Some dogs did not undergo surgery (punch biopsy or excision of the hepatic mass). In those dogs, ultrasound-guided biopsy specimens were obtained with a core needle biopsy instrument, either automatic (18 gauge × 15 cm × 11 mm or 18 gauge × 16 cm × 22 mm)e or semiautomatic (18 gauge × 15 cm × 15 mm).f The utensil chosen for collection of biopsy specimens was determined on the basis of the size of the dog and location of the hepatic mass. When a biopsy specimen could not be safely obtained because of the location of the mass, that dog was excluded from the study.

Histologic examination

Specimens for histologic examination were obtained by use of ultrasound-guided biopsy immediately after the ultrasonographic examination, by resection of the mass or punch biopsy during exploratory surgery, or during necropsy. For some dogs, a core needle biopsy specimen was obtained during the initial examination and a specimen was also obtained during subsequent surgery; for these dogs, the specimen acquired during surgery was used to make the diagnosis for the purposes of this study. Histologic examinations were performed by a board-certified veterinary pathologist (AW).

Image analysis

Four board-certified veterinary radiologists (FHD, CPO, DAF, and KLA) and a resident in the third year of a veterinary radiology training program (ERG) evaluated all of the images by use of image analysis software.g All of the observers were unaware of results of the histologic examinations. A standardized collaborative tracking algorithm (low-pass filter with beam-hardening correction) with a window width of 500 HU and window level of 70 HU was used for interpretation of all CT images.

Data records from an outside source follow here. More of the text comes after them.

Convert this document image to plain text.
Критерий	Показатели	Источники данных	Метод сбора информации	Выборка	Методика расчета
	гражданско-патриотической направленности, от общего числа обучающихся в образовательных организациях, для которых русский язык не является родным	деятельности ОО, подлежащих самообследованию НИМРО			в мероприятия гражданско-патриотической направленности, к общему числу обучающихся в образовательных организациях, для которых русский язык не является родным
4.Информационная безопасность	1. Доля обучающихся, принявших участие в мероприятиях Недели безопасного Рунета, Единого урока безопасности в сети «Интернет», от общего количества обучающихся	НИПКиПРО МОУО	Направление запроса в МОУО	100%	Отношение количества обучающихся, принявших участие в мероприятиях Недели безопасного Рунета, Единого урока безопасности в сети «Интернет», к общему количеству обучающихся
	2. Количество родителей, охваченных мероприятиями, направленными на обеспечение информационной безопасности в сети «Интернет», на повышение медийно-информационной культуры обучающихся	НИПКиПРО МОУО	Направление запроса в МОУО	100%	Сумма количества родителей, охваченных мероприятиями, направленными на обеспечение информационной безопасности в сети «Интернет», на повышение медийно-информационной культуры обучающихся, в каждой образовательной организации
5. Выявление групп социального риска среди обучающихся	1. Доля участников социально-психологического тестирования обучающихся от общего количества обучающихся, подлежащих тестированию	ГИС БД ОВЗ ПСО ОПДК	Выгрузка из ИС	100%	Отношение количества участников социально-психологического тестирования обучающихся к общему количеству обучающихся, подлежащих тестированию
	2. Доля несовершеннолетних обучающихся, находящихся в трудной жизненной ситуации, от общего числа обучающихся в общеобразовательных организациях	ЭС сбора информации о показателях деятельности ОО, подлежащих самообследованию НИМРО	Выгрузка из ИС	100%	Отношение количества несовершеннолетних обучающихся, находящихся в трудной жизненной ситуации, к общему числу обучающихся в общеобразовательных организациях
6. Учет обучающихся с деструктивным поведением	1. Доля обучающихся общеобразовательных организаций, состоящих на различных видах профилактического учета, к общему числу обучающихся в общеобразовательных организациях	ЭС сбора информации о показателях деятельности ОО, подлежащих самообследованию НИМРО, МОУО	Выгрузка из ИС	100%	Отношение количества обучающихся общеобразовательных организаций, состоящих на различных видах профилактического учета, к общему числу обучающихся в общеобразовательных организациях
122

For CT images, the number of hepatic masses or nodules within each liver was recorded. Qualitative tomographic evaluation included the degree of heterogeneity (scale of 1 to 5, with 1 indicating homogenous and 5 indicating highly heterogenous), margination (scale of 1 to 5, with 1 indicating poorly defined and 5 indicating well defined), and presence or absence of mineralization, rim enhancement, or vascularity. The presence or absence of blood vessels was recorded for each image during the postcontrast phases and graded (scale of 0 to 5, with 0 indicating absent and 5 indicating marked). Blood vessel distribution (central, peripheral, or diffuse) within each hepatic mass as well as the vascular tortuosity (graded on a scale of 1 to 5, with 1 indicating none [ie, straight] and 5 indicating highly tortuous) were also recorded, when present. Categorical variables were numerically transformed (0 = absent and 1 = present) for statistical analysis.

Quantitative tomographic evaluation included the measurement of mass size as well as multiple attenuation values. Maximal diameter (in millimeters) of hepatic masses was measured with electronic calipers and recorded. Attenuation (in HU) of hepatic masses and surrounding normal hepatic parenchyma was measured by placing a circular ROI within the area of interest; attenuation was measured 3 times for each phase. An attempt was made to maintain a uniform size and location for the ROI across phases and to make the ROI as large as feasible while still keeping it within an area of relative homogeneity. When a hepatic mass was subjectively considered to be at least moderately heterogeneous (> 2 on a scale of 1 to 5), ROIs were obtained from the most hyperattenuating (3 ROIs) and the most hypoattenuating (3 ROIs) regions (subjectively identified visually) within the mass for each phase; these were recorded as the highest and lowest regions of attenuation. Mean attenuation values for each region in each phase were determined and used to calculate the absolute enhancement of the mass and liver for each phase (ie, postcontrast attenuation of the region at a given phase minus precontrast attenuation of the region). Maximum and minimum absolute enhancement of the mass was recorded as well as the phase of maximum and minimum absolute enhancement (arterial, venous or delayed) for each mass. Relative enhancement of the mass was calculated (ie, absolute enhancement of the mass at a given phase minus absolute enhancement of the normal liver at the same phase) for each postcontrast phase (arterial, venous, and delayed). Mass conspicuity was also calculated (ie, mass attenuation minus liver attenuation) for each precontrast and postcontrast phase. When a mass was subjectively considered heterogeneous, calculations were performed for both the highest and lowest regions of attenuation.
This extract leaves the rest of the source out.